Footnote: 8 Since the Supreme Court’s decision in United States v. Ortiz, 422 U.S. 891 (1975), it has been clear that the limited exception to the individualized suspicion requirement that justifies temporary seizures of motorists at properly operating checkpoints does not serve also to allow searches of motorists, persons, or effects.
Footnote: 9 Moreover, this case is distinguishable from Merrett. Whereas in Merrett there were procedures for checking for license registration (the alleged legitimate purpose of the roadblock), in the present case, the officers did not have a proper procedure for screening motorists for intoxication. Thus, there is insufficient evidence that the Airport Road checkpoint could even be justified as a legitimate DUI checkpoint. Moreover, in Merrett, the motorists were detained no longer than the time required to conduct a driver’s license and registration check.
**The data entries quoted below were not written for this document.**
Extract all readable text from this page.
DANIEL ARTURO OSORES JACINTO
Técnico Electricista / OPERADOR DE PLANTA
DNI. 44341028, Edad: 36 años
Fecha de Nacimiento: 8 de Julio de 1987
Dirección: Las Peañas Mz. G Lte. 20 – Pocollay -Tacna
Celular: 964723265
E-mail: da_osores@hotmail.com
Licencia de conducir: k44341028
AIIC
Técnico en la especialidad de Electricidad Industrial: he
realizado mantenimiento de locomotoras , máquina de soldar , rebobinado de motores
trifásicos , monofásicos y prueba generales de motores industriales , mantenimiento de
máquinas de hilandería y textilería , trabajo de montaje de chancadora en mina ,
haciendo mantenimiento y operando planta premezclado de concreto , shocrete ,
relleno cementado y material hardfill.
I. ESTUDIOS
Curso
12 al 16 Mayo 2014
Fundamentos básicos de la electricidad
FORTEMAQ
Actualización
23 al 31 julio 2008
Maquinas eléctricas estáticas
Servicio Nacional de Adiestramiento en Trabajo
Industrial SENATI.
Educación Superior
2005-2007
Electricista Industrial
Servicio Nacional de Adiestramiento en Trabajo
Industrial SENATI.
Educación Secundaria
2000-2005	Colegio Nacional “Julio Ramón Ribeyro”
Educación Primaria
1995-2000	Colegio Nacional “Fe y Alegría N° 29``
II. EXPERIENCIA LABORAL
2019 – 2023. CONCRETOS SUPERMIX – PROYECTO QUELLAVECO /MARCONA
In contrast, in the present case, defendants were stopped and questioned about their travel plans for several minutes, which had no relation to intoxication.
Footnote: 10 We agree with the Tenth Circuit in Morales-Zamora that in regard to checkpoints: [A] pretextual stop occurs when the police use a legal justification to make a stop . . . in order to search a person or his vehicle, or interrogate him, for an unrelated and more serious crime for which they do not have the reasonable suspicion necessary to support a stop. 974 F.2d at 152.
Footnote: 11 It is also lower than the .5% in Martinez-Fuerte. However, it is questionable whether a helpful comparison can be made to Martinez- Fuerte. The .5% is based on the “ratio of illegal aliens detected to vehicles stopped (considering that on occasion two or more illegal aliens were found in a single vehicle).” Sitz, 496 U.S. at 455. The Court also referred to a .12 percentage, which was the calculation of the number of illegal aliens found in vehicles passing through the checkpoint. Id.
Footnote: 12 For example, when defendants took the Airport Road exit, their car was the only one there. We do not mean to imply that the legality of the checkpoint depends on the number of cars stopped at the same time. However, we question a checkpoint consciously chosen because it is in a secluded area. If the roadblock’s primary purpose was really to detect intoxicated drivers, its location made no sense.
Footnote: 13 In fact, the checkpoint was not applicable to all drivers. Cars entering the Interstate from Airport Road were not stopped.
Footnote: 14 Since 2,342 vehicles passed through the checkpoint and only 135 arrests were made, most motorists were law abiding and had a legitimate reason for using the exit.
Footnote: 15 Although the dissent finds there is no reason the sheriff should not rely on the recommendations of his subordinates for the location of checkpoints, we note that Officer Whorley offered no rationale for the location of the checkpoint which would further the ostensible purpose of detecting intoxicated drivers. Moreover, in Martinez-Fuerte, the Supreme Court stressed that the checkpoint locations were not chosen by an officer in the field, but by officers responsible for overall decision- making, who could determine the most appropriate locations. 428 U.S. at 559.
Footnote: 16 For example, the guidelines do not authorize the type of roadblock utilized at Airport Road for they instruct that “[i]f an approaching driver turns off or makes a U-turn in a safe manner, no action will be taken against him.” The “trap” on Airport Road was set up in such a way that motorists could not avoid an encounter.
Footnote: 17 Brock not only lacked DUI training, but also made absolutely no inquiry regarding intoxication and made no attempt to smell the defendants’ breath. The lack of standardized questions regarding intoxication is further evidence that the checkpoint was not set up as a legitimate DUI checkpoint.